2. Neufassung des § 344 Abs. 7 FamFG
Diese auch bereits bislang im Ergebnis nicht überzeugenden Bedenken dürften durch die Neufassung des § 344 Abs. 7 FamFG erledigt sein, die die Vorschrift mit dem Gesetz zum Internationalen Erbrecht und zur Änderung von Vorschriften zum Erbschein sowie zur Änderung sonstiger Vorschriften (BGBl. 2015 I. S. 1042) erfahren hat (Harders, in: Bumiller/Harders/Schwamb, § 344 Rn. 16). In § 344 Abs. 7 S. 2 FamFG wird ausdrücklich geregelt, dass entweder die Niederschrift oder die Urschrift der öffentlich beglaubigten Erklärung an das zuständige Nachlassgericht zu übersenden ist. Damit gibt das Gesetz zu erkennen, dass sich § 344 Abs. 7 FamFG nicht nur auf zur Niederschrift des Nachlassgerichts abgegebene Erklärungen bezieht.
Die Gesetzesbegründung führt insoweit aus:
„Von der Entgegennahme sind sowohl die Ausschlagungs- oder Anfechtungserklärungen in öffentlich beglaubigter Form als auch die zur Niederschrift des Nachlassgerichts abgegebenen Erklärungen erfasst.
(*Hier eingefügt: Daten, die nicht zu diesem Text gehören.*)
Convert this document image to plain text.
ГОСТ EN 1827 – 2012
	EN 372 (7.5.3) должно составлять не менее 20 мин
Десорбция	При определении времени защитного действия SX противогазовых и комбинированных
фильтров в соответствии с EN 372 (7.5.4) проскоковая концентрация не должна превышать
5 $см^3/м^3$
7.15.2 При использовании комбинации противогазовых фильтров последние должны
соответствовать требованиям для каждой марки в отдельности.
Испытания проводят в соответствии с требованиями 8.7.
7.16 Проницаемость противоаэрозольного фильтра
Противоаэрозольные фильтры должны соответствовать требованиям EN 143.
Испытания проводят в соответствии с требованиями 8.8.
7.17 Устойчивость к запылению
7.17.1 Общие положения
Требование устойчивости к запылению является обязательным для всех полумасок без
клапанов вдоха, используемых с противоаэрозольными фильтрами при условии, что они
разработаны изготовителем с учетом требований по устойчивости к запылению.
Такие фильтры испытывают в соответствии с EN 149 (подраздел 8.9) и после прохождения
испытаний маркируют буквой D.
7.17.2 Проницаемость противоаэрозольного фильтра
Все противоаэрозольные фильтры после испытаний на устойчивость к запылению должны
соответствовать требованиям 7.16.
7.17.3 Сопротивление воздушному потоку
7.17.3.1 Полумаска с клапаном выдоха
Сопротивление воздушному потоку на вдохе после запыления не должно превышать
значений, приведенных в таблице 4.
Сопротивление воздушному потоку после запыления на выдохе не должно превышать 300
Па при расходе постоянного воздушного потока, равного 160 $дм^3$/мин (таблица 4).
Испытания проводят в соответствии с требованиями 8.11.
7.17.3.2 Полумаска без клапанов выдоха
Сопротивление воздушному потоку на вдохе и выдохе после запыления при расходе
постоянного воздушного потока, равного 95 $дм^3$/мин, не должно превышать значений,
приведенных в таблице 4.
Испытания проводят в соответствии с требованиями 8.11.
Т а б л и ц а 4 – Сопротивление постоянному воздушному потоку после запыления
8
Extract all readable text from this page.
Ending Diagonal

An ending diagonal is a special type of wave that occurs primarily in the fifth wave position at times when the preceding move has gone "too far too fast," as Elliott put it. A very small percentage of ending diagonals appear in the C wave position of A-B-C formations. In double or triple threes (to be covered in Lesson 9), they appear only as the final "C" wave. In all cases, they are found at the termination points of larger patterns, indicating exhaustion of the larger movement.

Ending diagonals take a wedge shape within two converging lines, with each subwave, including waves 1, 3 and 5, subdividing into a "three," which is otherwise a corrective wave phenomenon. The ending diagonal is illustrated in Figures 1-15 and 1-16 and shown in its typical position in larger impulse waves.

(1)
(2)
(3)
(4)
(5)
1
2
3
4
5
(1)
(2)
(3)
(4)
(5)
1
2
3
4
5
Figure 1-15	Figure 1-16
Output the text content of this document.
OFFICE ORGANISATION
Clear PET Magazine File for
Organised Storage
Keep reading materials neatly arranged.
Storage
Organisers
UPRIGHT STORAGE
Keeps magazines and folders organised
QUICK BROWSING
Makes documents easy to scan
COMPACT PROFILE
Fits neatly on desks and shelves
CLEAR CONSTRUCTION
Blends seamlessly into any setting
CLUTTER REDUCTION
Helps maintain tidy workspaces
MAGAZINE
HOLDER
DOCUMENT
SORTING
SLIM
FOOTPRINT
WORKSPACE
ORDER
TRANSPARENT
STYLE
Soweit nunmehr in Satz 2 die Erklärungen in öffentlich beglaubigter Form ausdrücklich aufgeführt sind, dient auch dies lediglich der Klarstellung, dass nicht nur zur Niederschrift aufgenommene Erklärungen an das nach § 343 FamFG zuständige Nachlassgericht zu übersenden sind, sondern auch Ausschlagungs- und Anfechtungserklärungen in öffentlich beglaubigter Form.“
(BT-Drucks. 18/4201, S. 59)
Damit bringt auch die Gesetzesbegründung unmissverständlich zum Ausdruck, dass die Empfangszuständigkeit nach § 344 Abs. 7 FamFG nicht nur für protokollierte Erklärungen des Nachlassgerichts, sondern auch für öffentlich beglaubigte Ausschlagungserklärungen und damit insbesondere auch für notariell beglaubigte Ausschlagungserklärungen gilt.
3. Ergebnis
Auch wenn es an einer gerichtlichen Entscheidung der aufgeworfenen Rechtsfrage fehlt, kann im Hinblick auf den nun unmissverständlichen Wortlaut der Vorschrift davon ausgegangen werden, dass auch eine notariell beglaubigte Ausschlagungserklärung rechtssicher am Gericht des gewöhnlichen Aufenthalts des Ausschlagenden eingereicht werden kann.